Но инспектор, похоже, не слушал её, потому что шаги полицейских (всё-таки их было двое, точно) звучали уже на лестнице.
Только теперь Эриксон перевёл дух.
Не зажигая света, он проследовал к окну, выглянул на улицу, на которой уже смеркалось и горели фонари. Через пару минут на тротуар вышли полицейские и остановились под фонарём, чтобы прикурить. Один из них задрал голову и смотрел на окно, за которым притих Эриксон. Он знал, что полицейский не может его видеть, и тем не менее по спине его пробежал зябкий холодок. Несколько минут служители закона дымили сигаретами и разговаривали — видимо, совещались о чём-то. Потом один из них, тот что был старше и выглядел лет на пятьдесят, бросил в урну окурок и пошёл к машине, стоящей у обочины. Наверное, это был инспектор и он направлялся в участок, оставив своего напарника под фонарём дожидаться прихода Скуле. Хитрецы! Но долго же придётся этому полицейскому ждать!

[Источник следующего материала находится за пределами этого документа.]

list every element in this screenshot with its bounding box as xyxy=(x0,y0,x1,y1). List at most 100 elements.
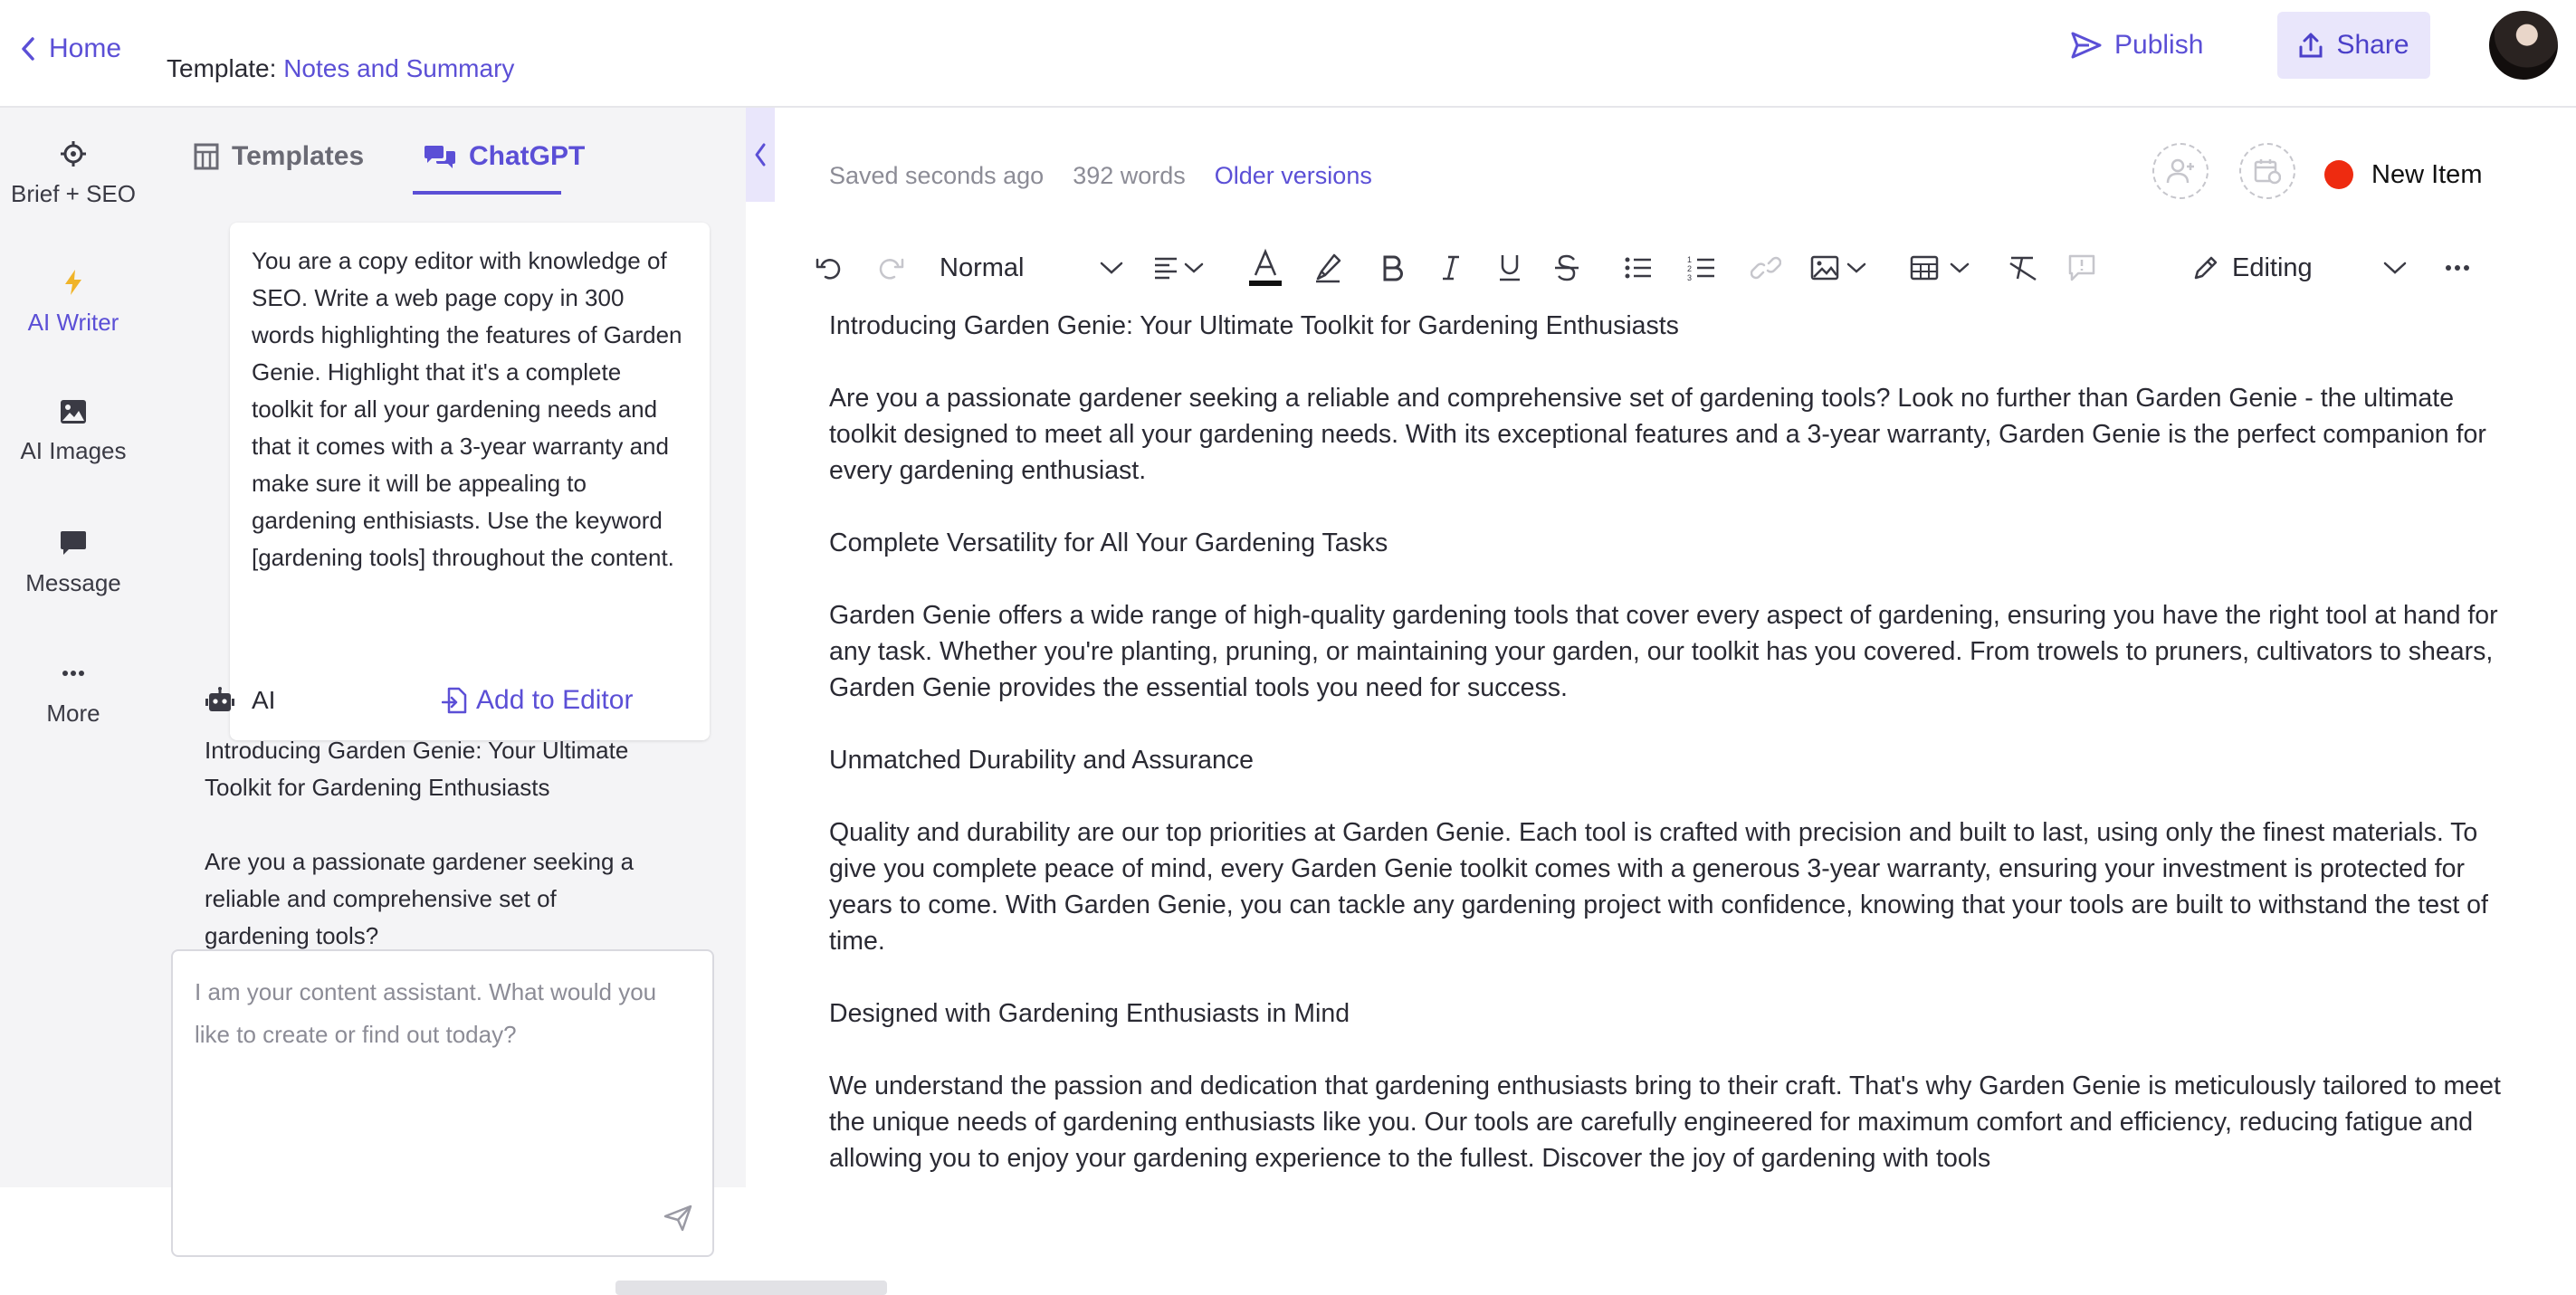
chevron-down-icon xyxy=(2382,259,2408,277)
svg-text:2: 2 xyxy=(1687,264,1692,273)
align-dropdown[interactable] xyxy=(1153,244,1207,291)
editing-mode-value: Editing xyxy=(2232,252,2313,282)
response-paragraph: Introducing Garden Genie: Your Ultimate … xyxy=(205,737,629,801)
lightning-icon xyxy=(62,269,84,296)
rail-label: More xyxy=(46,700,100,727)
publish-button[interactable]: Publish xyxy=(2071,25,2203,65)
more-icon xyxy=(2444,254,2471,281)
chevron-left-icon xyxy=(753,142,768,167)
font-color-button[interactable] xyxy=(1247,244,1283,291)
underline-button[interactable] xyxy=(1497,244,1522,291)
import-icon xyxy=(442,687,467,714)
templates-grid-icon xyxy=(194,143,219,170)
add-to-editor-label: Add to Editor xyxy=(476,685,634,715)
upload-icon xyxy=(2298,32,2323,59)
editing-mode-dropdown[interactable]: Editing xyxy=(2192,244,2419,291)
clear-format-icon xyxy=(2008,254,2038,281)
rail-item-ai-images[interactable]: AI Images xyxy=(0,399,147,465)
undo-button[interactable] xyxy=(815,244,844,291)
align-icon xyxy=(1153,254,1207,281)
rail-label: Brief + SEO xyxy=(11,180,136,207)
saved-status: Saved seconds ago xyxy=(829,161,1045,189)
schedule-button[interactable] xyxy=(2239,143,2295,199)
rail-item-message[interactable]: Message xyxy=(0,529,147,597)
rail-item-brief-seo[interactable]: Brief + SEO xyxy=(0,140,147,208)
template-prefix: Template: xyxy=(167,54,277,82)
document-body[interactable]: Introducing Garden Genie: Your Ultimate … xyxy=(829,308,2513,1187)
bold-icon xyxy=(1379,254,1405,281)
comment-button[interactable] xyxy=(2067,244,2096,291)
publish-label: Publish xyxy=(2114,30,2204,60)
bullet-list-button[interactable] xyxy=(1624,244,1653,291)
status-dot xyxy=(2324,160,2353,189)
left-rail: Brief + SEO AI Writer AI Images Message … xyxy=(0,108,147,1187)
send-icon xyxy=(2071,32,2102,59)
rail-label: AI Writer xyxy=(27,309,119,336)
robot-icon xyxy=(205,687,235,714)
table-icon xyxy=(1910,254,1977,281)
send-message-button[interactable] xyxy=(663,1205,692,1232)
template-name-link[interactable]: Notes and Summary xyxy=(283,54,514,82)
link-icon xyxy=(1751,254,1781,281)
insert-image-dropdown[interactable] xyxy=(1810,244,1872,291)
tab-templates[interactable]: Templates xyxy=(194,138,364,175)
ai-label: AI xyxy=(252,686,276,714)
doc-paragraph: Garden Genie offers a wide range of high… xyxy=(829,601,2498,702)
top-bar: Home Template: Notes and Summary Publish… xyxy=(0,0,2576,108)
undo-icon xyxy=(815,254,844,281)
text-style-dropdown[interactable]: Normal xyxy=(940,244,1130,291)
numbered-list-button[interactable]: 123 xyxy=(1687,244,1716,291)
svg-text:1: 1 xyxy=(1687,255,1692,264)
share-label: Share xyxy=(2336,30,2409,60)
tab-label: ChatGPT xyxy=(469,141,586,171)
insert-table-dropdown[interactable] xyxy=(1910,244,1977,291)
home-link[interactable]: Home xyxy=(18,31,121,67)
link-button[interactable] xyxy=(1751,244,1781,291)
numbered-list-icon: 123 xyxy=(1687,254,1716,281)
doc-paragraph: Introducing Garden Genie: Your Ultimate … xyxy=(829,311,1679,340)
text-style-value: Normal xyxy=(940,252,1025,282)
redo-icon xyxy=(876,254,905,281)
bold-button[interactable] xyxy=(1379,244,1405,291)
svg-text:3: 3 xyxy=(1687,273,1692,281)
doc-paragraph: Are you a passionate gardener seeking a … xyxy=(829,384,2486,485)
image-icon xyxy=(1810,254,1872,281)
redo-button[interactable] xyxy=(876,244,905,291)
underline-icon xyxy=(1497,253,1522,282)
italic-button[interactable] xyxy=(1439,244,1463,291)
ai-response-header: AI xyxy=(205,678,275,723)
bullet-list-icon xyxy=(1624,254,1653,281)
tab-label: Templates xyxy=(232,141,365,171)
highlight-button[interactable] xyxy=(1312,244,1345,291)
clear-format-button[interactable] xyxy=(2008,244,2038,291)
rail-item-ai-writer[interactable]: AI Writer xyxy=(0,269,147,337)
doc-paragraph: Quality and durability are our top prior… xyxy=(829,818,2488,956)
document-status: Saved seconds ago 392 words Older versio… xyxy=(829,157,1372,194)
pencil-icon xyxy=(2192,254,2219,281)
chat-input[interactable] xyxy=(193,969,685,1190)
status-selector[interactable]: New Item xyxy=(2324,156,2482,194)
response-paragraph: Are you a passionate gardener seeking a … xyxy=(205,848,634,949)
active-tab-indicator xyxy=(413,191,561,195)
home-label: Home xyxy=(49,33,122,63)
font-color-icon xyxy=(1247,248,1283,288)
panel-scrollbar[interactable] xyxy=(615,1281,887,1295)
add-collaborator-button[interactable] xyxy=(2152,143,2209,199)
tab-chatgpt[interactable]: ChatGPT xyxy=(424,138,585,175)
calendar-icon xyxy=(2254,157,2281,185)
avatar[interactable] xyxy=(2489,11,2558,80)
prompt-card: You are a copy editor with knowledge of … xyxy=(230,223,710,740)
chat-panel: Templates ChatGPT You are a copy editor … xyxy=(147,108,887,1295)
rail-item-more[interactable]: More xyxy=(0,660,147,728)
doc-paragraph: We understand the passion and dedication… xyxy=(829,1071,2501,1173)
more-options-button[interactable] xyxy=(2444,244,2471,291)
rail-label: Message xyxy=(25,569,121,596)
add-to-editor-button[interactable]: Add to Editor xyxy=(442,680,633,721)
share-button[interactable]: Share xyxy=(2277,12,2430,79)
chevron-down-icon xyxy=(1099,259,1124,277)
older-versions-link[interactable]: Older versions xyxy=(1215,162,1372,190)
chevron-left-icon xyxy=(18,35,38,62)
strikethrough-button[interactable] xyxy=(1553,244,1580,291)
collapse-panel-button[interactable] xyxy=(746,108,775,202)
doc-paragraph: Complete Versatility for All Your Garden… xyxy=(829,528,1388,557)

А что, если они выставят тут круглосуточную засаду? Как тогда Эриксону покинуть дом? Он уже смирился с тем, что сегодня ему придётся ночевать здесь, в квартире Скуле, в то время как Хельга будет сходить с ума оттого, что её муж пропал и даже не звонит. Конечно, Эриксон позвонил бы, но вместе с бумажником пропал и его сотовый, и сигареты, и фотография жены и вообще всё. Каким-то чудом уцелели только часы на руке. «Кстати, — подумал Эриксон, — я их так и не завёл».
Машина между тем загудела мотором и рванула с места в сторону площади Густава Стрее. Второй полицейский остался одиноко торчать под фонарём и принялся неторопливо прогуливаться у входа, туда-сюда, спокойный и уверенный в себе.
«Ну что ж, — сказал Эриксон, обращаясь к спальне, — значит, я рано попрощался. Пожалуй, тебе придётся приютить меня до утра, спальня».
Он вошёл в комнату, положил на стул чехол с флейтой, потом, поразмыслив, достал из кармана трусики Линды и положил рядом.